Visitor educates Rotary club about proposals 2, 3

Published 9:55 am Friday, November 2, 2018

DOWAGIAC — A group of Dowagiac residents and workers partook in a presentation Thursday to help them become more informed voters.

St. Joseph-based attorney Gwendolyn Powell Braswell visited the Dowagiac Rotary Club Thursday to provide the club with information about Michigan ballot proposals 2 and 3 prior to next Tuesday’s midterm elections. Braswell has experience with voting laws, having worked in Washington D.C. with cases on voting laws, before moving to Florida to work in appellate law. She now works in estate law in St. Joseph.

The presentation was requested by members of the Rotary Club.

“Thank you for having me. I’m so happy to be here talking to you about voting,” Braswell said Thursday. “My father was an immigrant, and he came here from Jamaica. Being an immigrant, he studied the law and became a naturalized citizen. He always impressed upon us kids to take our civic duties very seriously.”

Proposal 3 would add several voting policies to the Michigan constitution. Some of the voting policies already exist in the state statute, but not in the state constitution. Others would be modified policies or new policies. Some changes include making it a constitutional right to use a secret ballot, allowing straight ticket voting, allowing automatic voter registration and allowing no-excuse absentee voting.

The topic Braswell focused on most was Proposal 2. Proposal 2 deals with the topic of gerrymandering. During the election, citizens will decide whether to change how congressional and state legislative districts are drawn in Michigan. In Michigan’s current system, legislative districts are drawn by the political party in power at the time of the U.S. Census, which is taken every 10 years. The system proposed in Proposal 2 is to have legislative districts drawn by a 13-member independent commission made up of citizens randomly selected by the Secretary of State from a 200-applicant pool.

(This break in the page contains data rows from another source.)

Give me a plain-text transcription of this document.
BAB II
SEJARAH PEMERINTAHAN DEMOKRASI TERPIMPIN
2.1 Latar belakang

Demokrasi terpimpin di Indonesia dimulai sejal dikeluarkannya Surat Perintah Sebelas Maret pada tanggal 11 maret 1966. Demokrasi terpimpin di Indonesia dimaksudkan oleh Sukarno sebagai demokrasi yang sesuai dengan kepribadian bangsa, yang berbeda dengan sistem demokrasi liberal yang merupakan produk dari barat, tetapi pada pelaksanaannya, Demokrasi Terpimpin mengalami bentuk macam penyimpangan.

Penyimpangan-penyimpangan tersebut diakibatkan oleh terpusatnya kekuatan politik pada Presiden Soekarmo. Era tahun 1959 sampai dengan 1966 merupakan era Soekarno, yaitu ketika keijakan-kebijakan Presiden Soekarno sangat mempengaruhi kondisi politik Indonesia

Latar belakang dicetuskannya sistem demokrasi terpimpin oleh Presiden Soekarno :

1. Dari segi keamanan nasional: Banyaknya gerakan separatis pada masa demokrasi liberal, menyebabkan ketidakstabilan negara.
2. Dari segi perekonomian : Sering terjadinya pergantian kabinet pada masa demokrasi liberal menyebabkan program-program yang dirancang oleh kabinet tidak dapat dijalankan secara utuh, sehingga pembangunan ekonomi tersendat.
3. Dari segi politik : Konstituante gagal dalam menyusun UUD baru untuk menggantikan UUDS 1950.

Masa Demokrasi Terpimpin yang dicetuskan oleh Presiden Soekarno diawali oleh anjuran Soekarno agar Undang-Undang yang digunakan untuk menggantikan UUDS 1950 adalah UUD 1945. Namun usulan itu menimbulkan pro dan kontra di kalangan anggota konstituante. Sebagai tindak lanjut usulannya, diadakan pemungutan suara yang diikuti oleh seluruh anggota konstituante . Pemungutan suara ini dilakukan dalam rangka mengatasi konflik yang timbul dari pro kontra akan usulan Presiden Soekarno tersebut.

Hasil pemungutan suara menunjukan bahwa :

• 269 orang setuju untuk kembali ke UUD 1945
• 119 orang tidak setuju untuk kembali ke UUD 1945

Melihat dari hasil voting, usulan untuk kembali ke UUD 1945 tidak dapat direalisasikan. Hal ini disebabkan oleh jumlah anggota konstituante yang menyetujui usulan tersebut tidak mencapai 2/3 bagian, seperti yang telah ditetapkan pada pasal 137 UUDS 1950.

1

“Gerrymandering is not a partisan issue. Both parties take part in this,” Braswell said. “In Michigan, you have a similar number of Republicans and Democrats, but because of all the packing and cracking that goes on, you have more of one party in [the legislative districts] that represent them.”

Braswell told the Rotary Club that she hoped the information she gave them was helpful and would inspire them to vote informed on Nov. 6.

“Voting has always been something very treasured to me. Even on my 18th birthday, my main goal was to get registered to vote,” she said. “I hope I was able to help make some of these issues clearer.”